The next morning, we took a Gondola ride up Sulpher Mountain for which I did not dress appropriately. Warning: it's super windy and chilly no matter the temp on the ground! Put your hair in a pony, grab some gloves, and maybe don't wear a little jean jacket that doesn't come close to containing your baby bump. No matter, the views from the glass-enclosed carriage on the way up were splendid and the 2km walk from the Interpretive Centre to the lookout was easy despite my hair whipping wildly around my face the whole time. I laughed a lot. Back at the Centre, there was more than I recalled from when I was younger: a fantastic deli, a tavern, interactive displays, info on wildlife, a restaurant, all accessing the incredible 360 degree views.

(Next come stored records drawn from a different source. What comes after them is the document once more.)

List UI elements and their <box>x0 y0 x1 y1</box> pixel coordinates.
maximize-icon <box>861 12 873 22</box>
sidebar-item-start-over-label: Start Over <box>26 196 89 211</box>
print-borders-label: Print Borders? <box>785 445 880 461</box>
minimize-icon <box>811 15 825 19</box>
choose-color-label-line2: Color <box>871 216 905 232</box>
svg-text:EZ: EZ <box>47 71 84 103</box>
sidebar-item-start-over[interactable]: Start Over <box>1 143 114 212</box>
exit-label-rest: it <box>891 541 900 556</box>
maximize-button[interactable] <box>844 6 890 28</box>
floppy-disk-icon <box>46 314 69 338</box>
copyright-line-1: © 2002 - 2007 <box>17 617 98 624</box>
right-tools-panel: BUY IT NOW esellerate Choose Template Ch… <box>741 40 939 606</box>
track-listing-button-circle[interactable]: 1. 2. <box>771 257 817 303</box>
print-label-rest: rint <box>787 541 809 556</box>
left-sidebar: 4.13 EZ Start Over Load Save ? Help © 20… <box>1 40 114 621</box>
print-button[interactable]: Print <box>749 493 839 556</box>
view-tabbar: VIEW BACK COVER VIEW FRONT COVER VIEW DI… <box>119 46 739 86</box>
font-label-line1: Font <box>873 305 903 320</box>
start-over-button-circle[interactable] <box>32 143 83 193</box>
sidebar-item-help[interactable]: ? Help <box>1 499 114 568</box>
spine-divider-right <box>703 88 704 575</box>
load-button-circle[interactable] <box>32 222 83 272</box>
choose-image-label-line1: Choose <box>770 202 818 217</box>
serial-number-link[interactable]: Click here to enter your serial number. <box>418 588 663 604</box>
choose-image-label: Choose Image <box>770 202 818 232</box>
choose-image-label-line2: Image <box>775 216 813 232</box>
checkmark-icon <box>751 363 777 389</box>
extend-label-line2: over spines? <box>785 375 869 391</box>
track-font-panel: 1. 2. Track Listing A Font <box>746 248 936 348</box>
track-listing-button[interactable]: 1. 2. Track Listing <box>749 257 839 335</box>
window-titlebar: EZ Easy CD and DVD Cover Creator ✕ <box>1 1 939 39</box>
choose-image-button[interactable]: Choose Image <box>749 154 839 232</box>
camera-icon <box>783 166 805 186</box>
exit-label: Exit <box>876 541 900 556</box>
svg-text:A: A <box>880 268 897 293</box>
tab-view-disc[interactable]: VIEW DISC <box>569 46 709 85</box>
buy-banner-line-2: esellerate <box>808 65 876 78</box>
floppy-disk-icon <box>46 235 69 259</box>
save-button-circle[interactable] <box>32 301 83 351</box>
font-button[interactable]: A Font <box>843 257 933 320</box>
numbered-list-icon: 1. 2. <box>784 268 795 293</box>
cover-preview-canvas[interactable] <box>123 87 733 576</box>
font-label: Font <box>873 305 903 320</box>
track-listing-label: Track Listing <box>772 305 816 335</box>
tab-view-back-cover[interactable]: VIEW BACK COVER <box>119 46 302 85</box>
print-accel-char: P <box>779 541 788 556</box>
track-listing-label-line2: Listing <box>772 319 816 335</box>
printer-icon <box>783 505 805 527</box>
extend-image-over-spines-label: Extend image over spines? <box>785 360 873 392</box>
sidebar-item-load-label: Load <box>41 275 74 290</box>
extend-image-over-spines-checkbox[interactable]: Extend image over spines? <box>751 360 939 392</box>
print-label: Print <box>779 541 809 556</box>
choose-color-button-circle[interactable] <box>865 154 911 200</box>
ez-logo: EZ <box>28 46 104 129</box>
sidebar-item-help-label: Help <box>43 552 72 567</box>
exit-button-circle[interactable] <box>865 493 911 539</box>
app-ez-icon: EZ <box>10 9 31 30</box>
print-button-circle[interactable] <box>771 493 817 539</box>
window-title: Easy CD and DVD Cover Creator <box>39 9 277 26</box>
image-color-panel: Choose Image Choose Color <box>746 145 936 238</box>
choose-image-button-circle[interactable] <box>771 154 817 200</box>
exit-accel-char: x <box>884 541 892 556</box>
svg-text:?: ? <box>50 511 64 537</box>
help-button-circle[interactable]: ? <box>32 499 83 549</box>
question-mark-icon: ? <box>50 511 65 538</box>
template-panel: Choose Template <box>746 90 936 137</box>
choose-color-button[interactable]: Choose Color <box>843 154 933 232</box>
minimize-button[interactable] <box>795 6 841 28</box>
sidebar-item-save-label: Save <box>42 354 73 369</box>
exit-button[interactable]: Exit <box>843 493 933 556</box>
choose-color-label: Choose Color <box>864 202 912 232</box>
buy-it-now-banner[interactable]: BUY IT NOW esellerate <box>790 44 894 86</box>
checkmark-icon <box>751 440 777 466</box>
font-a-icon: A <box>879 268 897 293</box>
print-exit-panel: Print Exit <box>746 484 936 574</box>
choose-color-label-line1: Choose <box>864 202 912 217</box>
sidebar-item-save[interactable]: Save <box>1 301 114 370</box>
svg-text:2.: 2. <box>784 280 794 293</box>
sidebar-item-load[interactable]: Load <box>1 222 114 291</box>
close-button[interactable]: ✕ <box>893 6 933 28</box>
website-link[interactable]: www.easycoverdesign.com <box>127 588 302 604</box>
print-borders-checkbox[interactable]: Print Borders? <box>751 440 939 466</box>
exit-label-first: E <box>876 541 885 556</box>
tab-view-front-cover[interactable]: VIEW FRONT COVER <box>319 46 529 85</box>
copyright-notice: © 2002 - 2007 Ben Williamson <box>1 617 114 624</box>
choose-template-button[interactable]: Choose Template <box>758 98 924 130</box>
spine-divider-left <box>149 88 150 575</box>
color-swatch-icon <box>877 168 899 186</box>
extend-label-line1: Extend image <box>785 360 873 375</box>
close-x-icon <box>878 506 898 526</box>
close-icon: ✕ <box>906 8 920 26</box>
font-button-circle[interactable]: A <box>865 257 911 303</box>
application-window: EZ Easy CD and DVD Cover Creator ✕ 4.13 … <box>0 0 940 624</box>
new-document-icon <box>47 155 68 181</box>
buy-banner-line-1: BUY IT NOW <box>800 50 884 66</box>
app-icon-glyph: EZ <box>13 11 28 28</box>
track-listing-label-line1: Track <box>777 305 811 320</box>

Our day was rounded out with an indoor adventure at Western Canada's oldest National Historic Site, the Banff Park Museum. It's charming and interesting, and free, which you can't argue with. Of course, I should mention that the entry to Banff is free until the end of 2017 as all National Parks are enjoying open house status in celebration of Canada's 150th birthday.

Calgary was our destination the next day and we popped into Chinook for a quick reconnaissance mission and I'm glad we did since we'd planned to spend the next day at the mall. That hour was enough. Not as much fun to shop when you're pregnant, I guess! So we headed back to my brother-in-law Chris's house. His wife Nicole, who is also expecting a November baby, had put together the cutest welcome basket for us including magazines, toys for Petra, Baby Brother/Big Sister tshirts, and snacks. I've never done that for a guest but plan on stealing the idea because it sure makes one feel welcome! They topped it with a lovely dinner, snacks over a game of Kaiser, and breakfast the next day, all thoughtfully vegetarian. 

If you've never been to the Telus Spark, let me just say it alone is worth the drive to Calgary. I've taken Petra to science centres in many other cities and the stations that the Spark offers are comparatively diverse, age-divergent, well-executed, and all in perfect repair. From circut-making and experiments in human physiology to print-making, button-creation, and a styling centre, Petra could have easily spent the whole day there, doing. One tip: the dome theatre is a bit of a let-down. We chose to see a show about extreme weather expecting it to feel like an IMAX but in reality, you have to crane your neck back a lot which I found more annoying than immersive. It also took out a chunk of our exploration time. If you do buy tickets for a show, know that not all seats are created equal; choose ones that are further up the theatre.

After some more visiting and a quick pop-in at Ikea, we were homebound. And as good as it is to get out, it's always nice to come home. Hope this inspires a few ideas for your next family road trip!